When I was building the neural network potential trainer for the Reformix project, I tested both approaches. A non-equivariant model trained on Cartesian coordinates required roughly 5,000 training configurations to reach acceptable accuracy on the validation set. An equivariant model using the same data but respecting E(3) symmetry reached the same accuracy with 400 configurations. The training set for the equivariant model was collected in about two weeks of AIMD simulation. The non-equivariant model would have required months.

This gap matters enormously in practice. Running AIMD simulations to generate training data is expensive. Every configuration requires a DFT calculation, which takes anywhere from minutes to hours depending on system size. Reducing the data requirement by a factor of ten is not a minor optimization. It is the difference between a research project that is feasible with the resources available and one that is not.

Noether's theorem as an inductive bias

The phrase used in machine learning for prior knowledge built into model architecture is inductive bias. Every architectural choice is an inductive bias: convolutional networks assume translational invariance in images, recurrent networks assume sequential structure in text, attention mechanisms assume pairwise interactions. The choice of inductive bias determines how much the model has to learn from data versus how much it already knows from the architecture.

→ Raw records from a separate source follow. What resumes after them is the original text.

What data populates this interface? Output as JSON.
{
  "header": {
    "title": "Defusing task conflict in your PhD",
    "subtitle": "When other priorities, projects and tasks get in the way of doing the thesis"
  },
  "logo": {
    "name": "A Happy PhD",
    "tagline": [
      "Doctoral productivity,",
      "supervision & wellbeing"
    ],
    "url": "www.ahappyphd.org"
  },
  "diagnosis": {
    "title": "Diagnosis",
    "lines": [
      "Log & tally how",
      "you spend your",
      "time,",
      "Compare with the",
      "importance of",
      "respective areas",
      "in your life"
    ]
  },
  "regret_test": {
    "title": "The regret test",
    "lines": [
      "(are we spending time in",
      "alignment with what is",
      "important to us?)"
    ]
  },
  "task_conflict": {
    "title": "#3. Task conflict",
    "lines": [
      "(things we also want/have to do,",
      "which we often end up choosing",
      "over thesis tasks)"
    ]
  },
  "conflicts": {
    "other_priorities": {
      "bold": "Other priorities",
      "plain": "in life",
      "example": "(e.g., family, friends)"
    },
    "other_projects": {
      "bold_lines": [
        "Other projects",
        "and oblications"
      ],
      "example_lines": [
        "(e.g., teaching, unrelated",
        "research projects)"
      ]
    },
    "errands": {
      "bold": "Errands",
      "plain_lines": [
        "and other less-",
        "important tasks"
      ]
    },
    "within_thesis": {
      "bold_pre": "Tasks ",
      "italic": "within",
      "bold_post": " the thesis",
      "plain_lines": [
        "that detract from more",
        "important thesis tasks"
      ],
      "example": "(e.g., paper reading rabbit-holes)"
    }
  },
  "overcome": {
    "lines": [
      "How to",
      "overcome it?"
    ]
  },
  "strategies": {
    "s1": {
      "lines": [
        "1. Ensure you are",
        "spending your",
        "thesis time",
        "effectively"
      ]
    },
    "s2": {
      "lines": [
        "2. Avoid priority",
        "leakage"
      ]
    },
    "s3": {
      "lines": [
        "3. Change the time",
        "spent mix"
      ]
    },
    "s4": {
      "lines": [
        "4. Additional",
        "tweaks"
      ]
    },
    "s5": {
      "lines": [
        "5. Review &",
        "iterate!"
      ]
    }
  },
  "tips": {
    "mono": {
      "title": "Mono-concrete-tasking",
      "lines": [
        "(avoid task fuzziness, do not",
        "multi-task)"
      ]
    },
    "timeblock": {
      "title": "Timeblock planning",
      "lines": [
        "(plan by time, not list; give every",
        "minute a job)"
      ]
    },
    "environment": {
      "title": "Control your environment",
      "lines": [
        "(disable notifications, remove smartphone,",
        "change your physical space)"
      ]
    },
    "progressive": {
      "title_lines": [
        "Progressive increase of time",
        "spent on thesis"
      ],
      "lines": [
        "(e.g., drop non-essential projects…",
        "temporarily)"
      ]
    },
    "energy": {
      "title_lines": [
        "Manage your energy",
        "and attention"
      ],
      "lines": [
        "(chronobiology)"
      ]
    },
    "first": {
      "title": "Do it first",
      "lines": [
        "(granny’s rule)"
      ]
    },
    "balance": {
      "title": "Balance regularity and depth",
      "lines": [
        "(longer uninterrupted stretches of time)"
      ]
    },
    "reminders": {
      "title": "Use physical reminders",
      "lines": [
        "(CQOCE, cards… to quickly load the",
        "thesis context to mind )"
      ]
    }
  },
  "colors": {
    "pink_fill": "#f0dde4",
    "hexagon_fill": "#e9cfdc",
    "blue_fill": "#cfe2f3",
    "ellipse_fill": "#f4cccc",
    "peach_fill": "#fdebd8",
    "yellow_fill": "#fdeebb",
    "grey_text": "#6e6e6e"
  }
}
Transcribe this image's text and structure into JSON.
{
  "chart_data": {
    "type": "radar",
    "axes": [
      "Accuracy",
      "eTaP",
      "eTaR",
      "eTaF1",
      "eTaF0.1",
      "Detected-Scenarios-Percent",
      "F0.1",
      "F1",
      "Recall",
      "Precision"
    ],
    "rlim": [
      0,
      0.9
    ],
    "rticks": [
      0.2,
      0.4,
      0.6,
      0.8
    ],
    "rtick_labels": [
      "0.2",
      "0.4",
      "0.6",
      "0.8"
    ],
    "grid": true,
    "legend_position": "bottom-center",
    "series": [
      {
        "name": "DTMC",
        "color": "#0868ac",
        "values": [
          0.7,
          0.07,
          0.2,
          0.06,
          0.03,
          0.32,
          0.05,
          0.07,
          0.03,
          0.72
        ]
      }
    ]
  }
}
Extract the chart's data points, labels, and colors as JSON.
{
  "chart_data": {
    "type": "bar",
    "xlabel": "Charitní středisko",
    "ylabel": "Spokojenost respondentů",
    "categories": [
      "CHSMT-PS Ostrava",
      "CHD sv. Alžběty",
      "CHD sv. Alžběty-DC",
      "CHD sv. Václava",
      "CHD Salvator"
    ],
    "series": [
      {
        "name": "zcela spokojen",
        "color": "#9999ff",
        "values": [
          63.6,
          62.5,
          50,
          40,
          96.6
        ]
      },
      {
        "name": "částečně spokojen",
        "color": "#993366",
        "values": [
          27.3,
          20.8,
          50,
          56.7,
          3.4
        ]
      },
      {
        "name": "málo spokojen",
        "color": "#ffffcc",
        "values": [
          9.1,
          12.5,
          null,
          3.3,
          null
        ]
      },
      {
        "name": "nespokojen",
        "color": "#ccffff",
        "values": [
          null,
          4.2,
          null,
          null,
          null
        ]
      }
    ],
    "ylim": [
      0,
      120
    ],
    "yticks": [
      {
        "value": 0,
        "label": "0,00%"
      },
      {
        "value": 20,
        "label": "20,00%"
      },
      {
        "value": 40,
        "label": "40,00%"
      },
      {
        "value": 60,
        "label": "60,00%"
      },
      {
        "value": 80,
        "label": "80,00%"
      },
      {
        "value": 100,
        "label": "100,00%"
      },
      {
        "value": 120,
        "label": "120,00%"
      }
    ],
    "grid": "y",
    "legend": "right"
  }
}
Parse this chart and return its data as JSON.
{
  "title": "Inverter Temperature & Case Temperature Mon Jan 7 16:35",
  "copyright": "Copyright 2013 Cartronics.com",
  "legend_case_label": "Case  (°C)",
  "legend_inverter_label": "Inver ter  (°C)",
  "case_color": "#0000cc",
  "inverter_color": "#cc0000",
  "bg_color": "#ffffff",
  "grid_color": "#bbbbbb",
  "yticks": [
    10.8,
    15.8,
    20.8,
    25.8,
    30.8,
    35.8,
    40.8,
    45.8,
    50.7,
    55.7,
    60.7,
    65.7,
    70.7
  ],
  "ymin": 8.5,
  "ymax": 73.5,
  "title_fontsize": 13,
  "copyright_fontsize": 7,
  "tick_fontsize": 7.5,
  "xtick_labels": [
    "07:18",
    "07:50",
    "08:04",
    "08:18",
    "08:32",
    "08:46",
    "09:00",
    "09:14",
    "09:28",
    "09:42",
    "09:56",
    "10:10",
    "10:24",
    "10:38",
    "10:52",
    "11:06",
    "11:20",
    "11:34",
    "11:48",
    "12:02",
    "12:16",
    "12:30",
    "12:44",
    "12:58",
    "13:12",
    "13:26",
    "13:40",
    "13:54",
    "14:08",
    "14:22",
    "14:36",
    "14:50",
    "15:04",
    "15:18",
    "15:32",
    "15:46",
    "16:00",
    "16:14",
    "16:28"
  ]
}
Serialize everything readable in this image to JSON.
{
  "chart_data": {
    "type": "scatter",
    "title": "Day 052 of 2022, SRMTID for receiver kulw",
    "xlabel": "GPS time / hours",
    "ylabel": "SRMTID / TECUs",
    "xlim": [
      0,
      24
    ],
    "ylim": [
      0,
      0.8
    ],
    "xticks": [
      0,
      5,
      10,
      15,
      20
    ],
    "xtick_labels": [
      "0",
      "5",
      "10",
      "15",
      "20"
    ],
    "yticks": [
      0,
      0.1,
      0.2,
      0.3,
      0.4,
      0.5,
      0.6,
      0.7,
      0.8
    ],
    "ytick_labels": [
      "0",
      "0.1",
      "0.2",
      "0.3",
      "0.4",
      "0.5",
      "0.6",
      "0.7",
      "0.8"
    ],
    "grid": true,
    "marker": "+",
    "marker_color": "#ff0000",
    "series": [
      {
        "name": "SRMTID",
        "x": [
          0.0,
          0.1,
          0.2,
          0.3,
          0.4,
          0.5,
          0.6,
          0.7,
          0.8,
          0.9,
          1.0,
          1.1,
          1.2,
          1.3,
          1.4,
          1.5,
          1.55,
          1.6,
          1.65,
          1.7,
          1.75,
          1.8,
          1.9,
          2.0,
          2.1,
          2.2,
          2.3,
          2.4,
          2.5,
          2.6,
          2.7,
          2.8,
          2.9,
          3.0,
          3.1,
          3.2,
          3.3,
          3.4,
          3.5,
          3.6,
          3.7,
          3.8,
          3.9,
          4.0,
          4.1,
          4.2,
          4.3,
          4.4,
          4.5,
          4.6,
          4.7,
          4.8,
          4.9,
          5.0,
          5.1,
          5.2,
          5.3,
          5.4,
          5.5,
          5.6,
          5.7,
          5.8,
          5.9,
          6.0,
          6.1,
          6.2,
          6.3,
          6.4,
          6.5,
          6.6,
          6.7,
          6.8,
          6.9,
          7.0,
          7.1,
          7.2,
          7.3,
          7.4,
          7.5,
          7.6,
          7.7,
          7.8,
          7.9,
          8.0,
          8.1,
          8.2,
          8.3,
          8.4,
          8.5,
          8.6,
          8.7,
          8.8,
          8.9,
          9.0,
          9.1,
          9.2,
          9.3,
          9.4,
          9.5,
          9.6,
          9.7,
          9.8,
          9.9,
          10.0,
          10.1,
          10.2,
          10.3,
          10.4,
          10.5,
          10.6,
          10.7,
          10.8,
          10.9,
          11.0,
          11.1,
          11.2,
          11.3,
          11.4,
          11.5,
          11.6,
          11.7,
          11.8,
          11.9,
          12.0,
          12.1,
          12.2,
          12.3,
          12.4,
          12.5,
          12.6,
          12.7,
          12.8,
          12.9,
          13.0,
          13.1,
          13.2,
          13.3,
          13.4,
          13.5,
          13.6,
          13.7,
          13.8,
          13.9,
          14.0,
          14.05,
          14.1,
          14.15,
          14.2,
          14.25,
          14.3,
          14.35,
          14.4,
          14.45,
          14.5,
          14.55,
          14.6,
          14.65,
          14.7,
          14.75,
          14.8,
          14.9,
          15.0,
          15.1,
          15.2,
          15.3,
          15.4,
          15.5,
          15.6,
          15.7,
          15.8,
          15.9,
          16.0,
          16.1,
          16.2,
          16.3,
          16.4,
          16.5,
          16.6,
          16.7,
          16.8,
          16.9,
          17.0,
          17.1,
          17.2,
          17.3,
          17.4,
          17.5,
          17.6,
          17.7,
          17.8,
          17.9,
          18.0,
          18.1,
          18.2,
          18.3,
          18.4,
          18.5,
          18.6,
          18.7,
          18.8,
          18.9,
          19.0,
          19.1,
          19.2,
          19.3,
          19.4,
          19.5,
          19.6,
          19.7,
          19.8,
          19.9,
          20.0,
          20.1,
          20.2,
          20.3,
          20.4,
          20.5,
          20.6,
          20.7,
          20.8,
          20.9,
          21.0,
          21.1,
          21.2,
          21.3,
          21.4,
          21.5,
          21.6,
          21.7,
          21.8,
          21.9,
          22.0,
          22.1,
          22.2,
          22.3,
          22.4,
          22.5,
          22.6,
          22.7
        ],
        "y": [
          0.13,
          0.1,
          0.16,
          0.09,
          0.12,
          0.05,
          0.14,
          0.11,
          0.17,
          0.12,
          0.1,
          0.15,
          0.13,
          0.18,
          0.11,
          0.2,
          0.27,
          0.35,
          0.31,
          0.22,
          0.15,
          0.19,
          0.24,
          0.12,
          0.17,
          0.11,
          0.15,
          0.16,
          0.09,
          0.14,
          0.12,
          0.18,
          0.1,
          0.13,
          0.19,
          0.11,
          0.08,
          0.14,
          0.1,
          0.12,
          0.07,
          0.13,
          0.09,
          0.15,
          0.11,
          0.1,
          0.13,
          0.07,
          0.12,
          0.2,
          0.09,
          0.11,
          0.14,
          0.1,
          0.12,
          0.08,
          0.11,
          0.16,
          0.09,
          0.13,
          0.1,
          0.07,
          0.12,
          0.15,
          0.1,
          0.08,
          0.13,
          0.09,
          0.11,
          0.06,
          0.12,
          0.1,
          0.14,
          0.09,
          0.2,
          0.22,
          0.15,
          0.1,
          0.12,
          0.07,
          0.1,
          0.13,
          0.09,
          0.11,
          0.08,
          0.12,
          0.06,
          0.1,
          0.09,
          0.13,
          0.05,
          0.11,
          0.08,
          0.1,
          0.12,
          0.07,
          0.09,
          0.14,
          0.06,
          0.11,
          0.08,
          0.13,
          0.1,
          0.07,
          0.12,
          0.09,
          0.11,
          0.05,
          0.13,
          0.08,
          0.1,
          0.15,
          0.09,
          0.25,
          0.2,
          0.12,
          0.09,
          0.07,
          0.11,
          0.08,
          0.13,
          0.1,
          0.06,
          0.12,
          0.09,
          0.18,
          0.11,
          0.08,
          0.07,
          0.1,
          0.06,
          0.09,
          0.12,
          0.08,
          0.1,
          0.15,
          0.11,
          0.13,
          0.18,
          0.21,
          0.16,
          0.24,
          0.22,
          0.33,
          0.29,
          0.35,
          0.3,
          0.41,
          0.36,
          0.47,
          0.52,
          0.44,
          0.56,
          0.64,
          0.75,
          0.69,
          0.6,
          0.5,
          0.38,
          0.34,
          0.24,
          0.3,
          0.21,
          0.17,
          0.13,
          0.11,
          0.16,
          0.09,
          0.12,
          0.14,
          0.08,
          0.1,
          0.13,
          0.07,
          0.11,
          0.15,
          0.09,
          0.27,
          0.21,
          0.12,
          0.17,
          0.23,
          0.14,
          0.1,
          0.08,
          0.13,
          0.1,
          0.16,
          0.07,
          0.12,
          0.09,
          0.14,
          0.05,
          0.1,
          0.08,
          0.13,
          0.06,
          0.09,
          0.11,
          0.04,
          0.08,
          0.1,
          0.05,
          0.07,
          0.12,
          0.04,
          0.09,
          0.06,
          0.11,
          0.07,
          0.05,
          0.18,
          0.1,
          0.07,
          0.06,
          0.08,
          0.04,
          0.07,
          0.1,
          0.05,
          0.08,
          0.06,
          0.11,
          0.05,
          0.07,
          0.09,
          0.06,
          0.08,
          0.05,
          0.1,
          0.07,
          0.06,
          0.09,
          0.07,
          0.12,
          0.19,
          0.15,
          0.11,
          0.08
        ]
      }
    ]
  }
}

Noether's theorem provides the strongest possible justification for symmetry as an inductive bias in physical systems: the symmetry is not a simplification or an approximation. It is an exact property of the underlying physics. An equivariant architecture is not making a convenient assumption. It is encoding a provably true fact about the universe.

The failure mode in modern AI for science is treating neural networks as universal function approximators and assuming that given enough data, they will learn whatever structure is present. This is technically true and practically catastrophic. Universal approximators are universal in the limit of infinite data. Real scientific datasets are small, expensive, and hard-won. Every structural property of the problem you fail to encode in the architecture is a property you have to pay for with data. In molecular science, that payment is DFT compute time. The currency is weeks or months of simulation.

What symmetry tells you about understanding

There is a deeper point here. Equivariant models are not just more data-efficient. They generalize better to genuinely novel systems. A non-equivariant model that learned rotational invariance empirically from a training set of small organic molecules will have absorbed that invariance through the specific distribution of orientations it saw. A novel molecule with a different geometry might break that learned approximation in subtle ways. An equivariant model has the invariance exactly, for any input, including inputs far outside the training distribution.

This is what it looks like when physical understanding gets built into a model. Not larger datasets. Not better optimization. The right constraints, derived from the right theory, imposed at the right level of the architecture. Noether knew this in 1915, working on a different problem entirely. The lesson transfers.